The suffix means 'rich in ...' or 'characterised by ...', a bit like Eng. -ful in <beautiful> or <graceful>. It forms adjectival derivatives from nouns but is _not_ a noun (or a separable word) itself. "A chain of pools" is just a loose rephrasing of "pool-ful".
> In past posts, I've tried to suggest that we might expect pre-literate names for rivers to be local and ephemeral, rather than grand and permanent. So I would naturally ask how sure we are that Sarasvati wouldn't be the name for a location on a river that gave the river its name. Like a natural location -- a big marsh or pond -- that also applied to the Iranian or Afghan river?
Yep. Hence my comment about <sarasvati:> being a descriptive epithet rather than a real "name" unique to one river.

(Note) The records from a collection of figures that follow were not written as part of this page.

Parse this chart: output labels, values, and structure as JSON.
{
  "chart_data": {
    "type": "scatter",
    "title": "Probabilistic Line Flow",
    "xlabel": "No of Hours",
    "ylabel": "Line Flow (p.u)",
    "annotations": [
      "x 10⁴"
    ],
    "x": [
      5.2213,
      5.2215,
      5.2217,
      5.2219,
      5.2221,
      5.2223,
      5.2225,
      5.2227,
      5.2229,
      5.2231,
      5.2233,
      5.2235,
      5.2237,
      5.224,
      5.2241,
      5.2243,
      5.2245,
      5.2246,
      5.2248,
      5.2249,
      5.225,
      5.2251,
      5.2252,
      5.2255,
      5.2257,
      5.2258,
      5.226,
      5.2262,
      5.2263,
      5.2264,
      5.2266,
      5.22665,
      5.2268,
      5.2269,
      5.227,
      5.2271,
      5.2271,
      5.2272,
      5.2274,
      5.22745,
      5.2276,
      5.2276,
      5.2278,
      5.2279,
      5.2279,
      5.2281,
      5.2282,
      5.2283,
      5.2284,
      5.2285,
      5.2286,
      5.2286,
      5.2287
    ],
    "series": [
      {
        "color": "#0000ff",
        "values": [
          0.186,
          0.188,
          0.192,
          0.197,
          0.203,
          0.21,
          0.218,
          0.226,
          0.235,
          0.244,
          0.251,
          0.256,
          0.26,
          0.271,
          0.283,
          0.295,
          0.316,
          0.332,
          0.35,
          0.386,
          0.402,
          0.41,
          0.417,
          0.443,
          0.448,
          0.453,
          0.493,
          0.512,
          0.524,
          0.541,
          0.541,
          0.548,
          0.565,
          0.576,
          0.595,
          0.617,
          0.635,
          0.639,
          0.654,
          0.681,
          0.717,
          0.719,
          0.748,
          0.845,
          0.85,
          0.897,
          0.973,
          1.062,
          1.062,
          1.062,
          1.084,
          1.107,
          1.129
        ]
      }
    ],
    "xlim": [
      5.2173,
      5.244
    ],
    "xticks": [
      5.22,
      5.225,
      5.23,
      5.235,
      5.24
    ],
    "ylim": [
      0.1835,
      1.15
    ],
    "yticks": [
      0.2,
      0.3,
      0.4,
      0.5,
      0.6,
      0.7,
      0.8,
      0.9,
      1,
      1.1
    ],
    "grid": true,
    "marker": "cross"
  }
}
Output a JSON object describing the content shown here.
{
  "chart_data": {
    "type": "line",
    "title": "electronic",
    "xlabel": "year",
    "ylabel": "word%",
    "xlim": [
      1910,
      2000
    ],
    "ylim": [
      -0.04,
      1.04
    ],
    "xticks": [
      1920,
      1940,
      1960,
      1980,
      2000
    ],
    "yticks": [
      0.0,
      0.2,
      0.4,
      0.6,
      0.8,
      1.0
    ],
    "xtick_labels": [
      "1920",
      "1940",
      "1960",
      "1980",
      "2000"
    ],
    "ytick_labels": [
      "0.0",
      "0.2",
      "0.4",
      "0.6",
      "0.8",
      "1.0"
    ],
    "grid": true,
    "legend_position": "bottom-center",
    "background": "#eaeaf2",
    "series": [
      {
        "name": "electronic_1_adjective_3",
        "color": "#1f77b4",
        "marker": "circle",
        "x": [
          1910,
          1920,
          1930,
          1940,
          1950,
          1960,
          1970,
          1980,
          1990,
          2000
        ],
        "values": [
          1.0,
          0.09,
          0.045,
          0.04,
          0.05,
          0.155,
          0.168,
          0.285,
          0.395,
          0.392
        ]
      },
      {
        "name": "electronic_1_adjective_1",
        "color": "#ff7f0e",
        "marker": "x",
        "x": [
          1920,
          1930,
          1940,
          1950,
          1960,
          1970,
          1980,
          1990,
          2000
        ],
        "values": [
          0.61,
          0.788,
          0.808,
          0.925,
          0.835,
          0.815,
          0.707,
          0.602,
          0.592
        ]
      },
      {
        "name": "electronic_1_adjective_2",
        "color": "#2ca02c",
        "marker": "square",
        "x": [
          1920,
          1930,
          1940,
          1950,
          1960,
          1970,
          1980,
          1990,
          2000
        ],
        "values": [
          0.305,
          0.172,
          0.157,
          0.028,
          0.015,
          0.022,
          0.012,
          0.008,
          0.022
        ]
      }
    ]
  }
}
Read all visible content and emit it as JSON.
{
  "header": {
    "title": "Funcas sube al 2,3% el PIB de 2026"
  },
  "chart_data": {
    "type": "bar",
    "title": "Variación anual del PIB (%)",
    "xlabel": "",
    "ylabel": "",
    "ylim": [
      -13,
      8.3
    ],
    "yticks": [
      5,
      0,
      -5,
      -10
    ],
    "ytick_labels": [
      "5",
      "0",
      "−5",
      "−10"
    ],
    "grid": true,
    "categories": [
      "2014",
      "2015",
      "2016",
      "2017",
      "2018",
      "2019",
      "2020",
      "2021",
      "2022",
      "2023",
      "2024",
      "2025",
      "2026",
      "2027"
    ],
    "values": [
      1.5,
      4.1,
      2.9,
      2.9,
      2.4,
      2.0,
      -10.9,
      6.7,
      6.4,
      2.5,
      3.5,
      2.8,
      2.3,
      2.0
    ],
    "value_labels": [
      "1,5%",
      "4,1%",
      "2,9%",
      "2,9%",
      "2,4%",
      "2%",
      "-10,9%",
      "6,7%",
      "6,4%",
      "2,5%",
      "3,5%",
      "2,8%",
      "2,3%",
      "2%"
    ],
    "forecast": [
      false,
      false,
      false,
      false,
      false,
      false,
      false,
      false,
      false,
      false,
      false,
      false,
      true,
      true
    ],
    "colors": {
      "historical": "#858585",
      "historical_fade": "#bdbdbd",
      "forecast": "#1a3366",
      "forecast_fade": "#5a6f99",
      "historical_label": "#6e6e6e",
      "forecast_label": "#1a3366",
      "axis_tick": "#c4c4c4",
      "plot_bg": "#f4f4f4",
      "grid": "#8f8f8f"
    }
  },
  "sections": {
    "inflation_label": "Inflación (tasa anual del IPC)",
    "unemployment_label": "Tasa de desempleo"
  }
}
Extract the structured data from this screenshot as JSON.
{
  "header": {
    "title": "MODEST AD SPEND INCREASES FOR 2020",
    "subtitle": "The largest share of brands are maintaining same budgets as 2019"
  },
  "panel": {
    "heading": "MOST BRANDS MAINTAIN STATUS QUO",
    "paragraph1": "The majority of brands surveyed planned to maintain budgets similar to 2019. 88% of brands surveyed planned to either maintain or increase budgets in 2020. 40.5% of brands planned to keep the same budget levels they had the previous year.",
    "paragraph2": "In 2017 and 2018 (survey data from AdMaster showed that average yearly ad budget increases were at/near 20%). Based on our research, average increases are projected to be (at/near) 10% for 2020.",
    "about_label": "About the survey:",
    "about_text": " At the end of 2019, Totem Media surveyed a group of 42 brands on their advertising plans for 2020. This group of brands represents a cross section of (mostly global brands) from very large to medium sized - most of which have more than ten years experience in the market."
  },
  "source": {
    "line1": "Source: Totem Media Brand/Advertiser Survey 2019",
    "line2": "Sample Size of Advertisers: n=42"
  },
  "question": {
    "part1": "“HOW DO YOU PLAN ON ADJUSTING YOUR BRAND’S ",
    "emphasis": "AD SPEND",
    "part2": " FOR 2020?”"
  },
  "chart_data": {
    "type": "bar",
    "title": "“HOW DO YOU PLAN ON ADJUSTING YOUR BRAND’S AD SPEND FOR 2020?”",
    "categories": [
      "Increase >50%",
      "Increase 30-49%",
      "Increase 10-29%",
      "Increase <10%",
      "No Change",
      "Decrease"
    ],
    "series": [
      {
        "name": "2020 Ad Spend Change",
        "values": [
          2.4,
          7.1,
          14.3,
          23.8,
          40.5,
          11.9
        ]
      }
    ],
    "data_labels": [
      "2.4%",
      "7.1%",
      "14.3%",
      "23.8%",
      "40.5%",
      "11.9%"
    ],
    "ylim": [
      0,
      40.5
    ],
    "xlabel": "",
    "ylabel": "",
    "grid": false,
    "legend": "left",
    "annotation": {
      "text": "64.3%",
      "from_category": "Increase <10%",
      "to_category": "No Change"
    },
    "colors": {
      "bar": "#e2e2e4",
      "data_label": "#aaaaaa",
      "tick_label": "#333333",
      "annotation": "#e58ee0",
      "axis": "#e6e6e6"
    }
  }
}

> [skipping some (very pertinent) examples for the sake of space] It seems that the Greek word has a lot more connotations than simply a marsh. ..... Piotr, how do you feel about translating Sarasvati as "a lot of water" or "big river"?
You're right about the Greek meanings. And it seems perfectly possible to translate <sarasvati:> as 'having wide floodplains' or 'forming great pools of water'.